文字刺繍のソフトについて

刺繍ソフトには大きく分けて、文字を刺繍するためだけのソフトと、オリジナルの刺繍データを作成するソフトに分かれます。

もちろん、刺繍データを作成するソフトには文字が刺繍できる場合が多いのですが刺繍可能なフォントの種類や刺繍出来上がりのレベルも様々です。

当社でも複数の刺繍ソフトを取り扱いしておりますが、刺繍する用途に合わせてオススメのソフトが決まります。

一番多いのが、ユニフォームやギフトなどの名入れ刺繍だけやりたいとうお客様です。

この場合は、ブラザーのネームPROというソフトがオススメです。

オススメの理由は、内臓されている漢字書体が充実しているということです。

行書体・楷書体・角ゴシック・丸ゴシック・明朝体・勘亭流が内蔵されていて、アルファベットも必要最小限の筆記体やゴシック体・花文字など6種類入っています。

このソフトを購入された場合には、会社のロゴや校章などは刺繍出来ませんが、当社では刺繍データの作成サービス(有料)がありますのでオリジナルデータが多くないお客様はこのソフトだけで良いかと思います。

また、文字刺繍で漢字よりアルファベットが多いというお客様でしたら、デジタイザーMBX V5がオススメです。

このソフトは、漢字書体は行書体と楷書体だけですが、アルファベット書体は105種類と充実しています。

 

刺繍データ作成ソフトについて

刺繍データ作成ソフトについては、選択肢があるようであまりないというのが現状です。

その理由は、この手のソフトについては下手すれば10年くらい買い換えない可能性が高いので、使いやすくて綺麗な刺繍データを作成できることが選ぶ時の最重要課題となるからです。

どうしても購入時に予算が先行してしまうところですが、10年使うと考えると購入時にもし50万円の差があったとしても1年あたりで換算したら5万円にしかなりません。

刺繍データの作成を実際にしてみるとわかることなのですが、刺繍データ作成ソフトの差でデータを作成する時間はかなりの差が出ます。

これを作業者の時給換算すれば年間5万円などすぐに取り戻せるくらいの差となります。

もちろんプロ用のソフトは手が届かないので、最初は予算を抑えて仕事が増えてからプロ用を購入されるお客様もいらっしゃいます。

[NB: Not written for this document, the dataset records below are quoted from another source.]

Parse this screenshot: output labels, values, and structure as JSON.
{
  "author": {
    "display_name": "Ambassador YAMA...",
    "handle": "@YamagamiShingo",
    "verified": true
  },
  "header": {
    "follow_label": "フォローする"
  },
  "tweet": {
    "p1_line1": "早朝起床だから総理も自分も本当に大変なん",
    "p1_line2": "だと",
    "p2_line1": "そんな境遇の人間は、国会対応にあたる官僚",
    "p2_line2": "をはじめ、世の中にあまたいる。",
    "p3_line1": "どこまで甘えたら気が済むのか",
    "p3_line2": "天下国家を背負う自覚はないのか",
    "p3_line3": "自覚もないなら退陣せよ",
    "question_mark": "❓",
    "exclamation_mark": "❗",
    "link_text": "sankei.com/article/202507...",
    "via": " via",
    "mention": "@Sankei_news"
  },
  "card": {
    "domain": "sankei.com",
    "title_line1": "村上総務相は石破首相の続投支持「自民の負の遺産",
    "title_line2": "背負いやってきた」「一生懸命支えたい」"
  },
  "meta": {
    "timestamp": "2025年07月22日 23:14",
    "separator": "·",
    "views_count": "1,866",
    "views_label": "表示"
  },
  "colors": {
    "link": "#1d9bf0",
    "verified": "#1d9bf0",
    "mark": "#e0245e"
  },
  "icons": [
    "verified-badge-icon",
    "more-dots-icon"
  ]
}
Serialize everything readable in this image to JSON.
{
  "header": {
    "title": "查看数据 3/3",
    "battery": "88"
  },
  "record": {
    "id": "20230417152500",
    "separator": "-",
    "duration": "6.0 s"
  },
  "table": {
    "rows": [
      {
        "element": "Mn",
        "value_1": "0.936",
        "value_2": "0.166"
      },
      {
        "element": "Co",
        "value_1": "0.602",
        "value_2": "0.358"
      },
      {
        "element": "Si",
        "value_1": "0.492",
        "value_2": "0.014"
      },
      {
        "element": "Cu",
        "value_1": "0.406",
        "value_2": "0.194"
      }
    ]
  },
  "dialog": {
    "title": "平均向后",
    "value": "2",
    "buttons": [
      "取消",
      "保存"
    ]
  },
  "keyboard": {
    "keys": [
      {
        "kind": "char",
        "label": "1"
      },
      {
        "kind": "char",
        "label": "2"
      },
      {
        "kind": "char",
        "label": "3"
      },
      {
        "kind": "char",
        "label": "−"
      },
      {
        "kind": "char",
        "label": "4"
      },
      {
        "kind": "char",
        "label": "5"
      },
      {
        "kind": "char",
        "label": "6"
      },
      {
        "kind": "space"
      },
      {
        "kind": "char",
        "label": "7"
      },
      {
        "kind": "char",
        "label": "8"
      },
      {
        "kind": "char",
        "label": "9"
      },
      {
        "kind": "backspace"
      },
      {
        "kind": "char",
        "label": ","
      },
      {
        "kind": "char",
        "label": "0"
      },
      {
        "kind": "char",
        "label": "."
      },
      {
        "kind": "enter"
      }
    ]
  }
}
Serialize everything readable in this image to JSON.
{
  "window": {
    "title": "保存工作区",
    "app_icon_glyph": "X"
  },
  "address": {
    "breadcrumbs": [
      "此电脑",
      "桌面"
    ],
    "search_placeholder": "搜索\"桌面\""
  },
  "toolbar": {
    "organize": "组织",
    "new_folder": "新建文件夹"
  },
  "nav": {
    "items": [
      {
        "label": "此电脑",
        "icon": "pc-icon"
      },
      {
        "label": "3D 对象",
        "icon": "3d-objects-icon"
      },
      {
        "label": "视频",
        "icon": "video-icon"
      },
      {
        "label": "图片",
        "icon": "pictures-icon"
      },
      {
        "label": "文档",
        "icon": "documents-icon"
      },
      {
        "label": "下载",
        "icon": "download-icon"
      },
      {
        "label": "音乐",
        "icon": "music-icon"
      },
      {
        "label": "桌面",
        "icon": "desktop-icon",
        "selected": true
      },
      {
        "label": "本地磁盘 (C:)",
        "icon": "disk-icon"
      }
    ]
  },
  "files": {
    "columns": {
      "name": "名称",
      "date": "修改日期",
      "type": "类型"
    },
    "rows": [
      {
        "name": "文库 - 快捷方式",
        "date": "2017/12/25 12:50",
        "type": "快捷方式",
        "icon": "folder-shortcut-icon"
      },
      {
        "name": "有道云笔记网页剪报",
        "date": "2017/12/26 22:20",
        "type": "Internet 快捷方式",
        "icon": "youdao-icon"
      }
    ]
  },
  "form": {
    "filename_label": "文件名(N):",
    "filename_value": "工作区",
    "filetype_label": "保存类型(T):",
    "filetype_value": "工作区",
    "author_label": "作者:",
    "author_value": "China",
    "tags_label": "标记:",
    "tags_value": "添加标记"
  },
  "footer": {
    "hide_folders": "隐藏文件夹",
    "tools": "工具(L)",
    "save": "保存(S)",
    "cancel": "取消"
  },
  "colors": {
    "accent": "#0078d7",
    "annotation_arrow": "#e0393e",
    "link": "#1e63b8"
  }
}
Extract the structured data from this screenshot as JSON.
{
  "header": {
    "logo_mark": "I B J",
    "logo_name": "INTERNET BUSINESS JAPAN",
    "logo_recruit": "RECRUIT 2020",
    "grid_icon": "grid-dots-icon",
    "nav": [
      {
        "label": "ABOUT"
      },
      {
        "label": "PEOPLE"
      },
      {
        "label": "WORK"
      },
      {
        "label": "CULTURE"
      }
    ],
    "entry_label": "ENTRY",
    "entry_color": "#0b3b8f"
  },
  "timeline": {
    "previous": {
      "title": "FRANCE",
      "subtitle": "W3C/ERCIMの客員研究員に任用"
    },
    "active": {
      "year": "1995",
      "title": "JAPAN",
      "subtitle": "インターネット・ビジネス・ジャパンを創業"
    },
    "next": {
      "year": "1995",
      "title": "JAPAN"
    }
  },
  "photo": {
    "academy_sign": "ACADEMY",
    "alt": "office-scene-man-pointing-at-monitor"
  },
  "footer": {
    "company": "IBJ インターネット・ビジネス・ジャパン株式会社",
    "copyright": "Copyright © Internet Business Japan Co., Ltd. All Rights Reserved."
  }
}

ただ、その場合は使い方が全く違うメーカーのソフトを購入しないで、プロ用の安価版のソフトがありますのでそちらを選ばれれば、プロ用を購入した時にも使い方がかなり共通しておりますので安心です。

そこで当社がオススメしている刺繍データ作成ソフトは、Wilcom社のソフトです。

プロ用としては、ES-Basic にビットマップ自動変換機能をプラスしたバージョンです。

もちろん自動刺繍機能などが付いたバージョンもありますが、ほとんどの場合使いこなせていない方が多いです。

そして、予算を抑えたソフトをお考えの場合は、同じWilcomをベースにした『デジタイザーMBX V5』がオススメです。

価格が安い分、省いてある機能も多いので刺繍データ作成のやりやすさでは劣ってしまいますが、それでも仕上がった刺繍データのレベルは侮れない物があります。

さらに安価なソフトとしては、ブラザーの刺しゅうPROがあり自分で刺繍を楽しむホビーユースには良いソフトだと思いますが、漢字フォントの種類が少ない点や刺繍で細かい表現をしたい場合の仕上がり具合などを考えると刺繍で稼ぎたい方にはワンクラス上のソフトがオススメでしょう。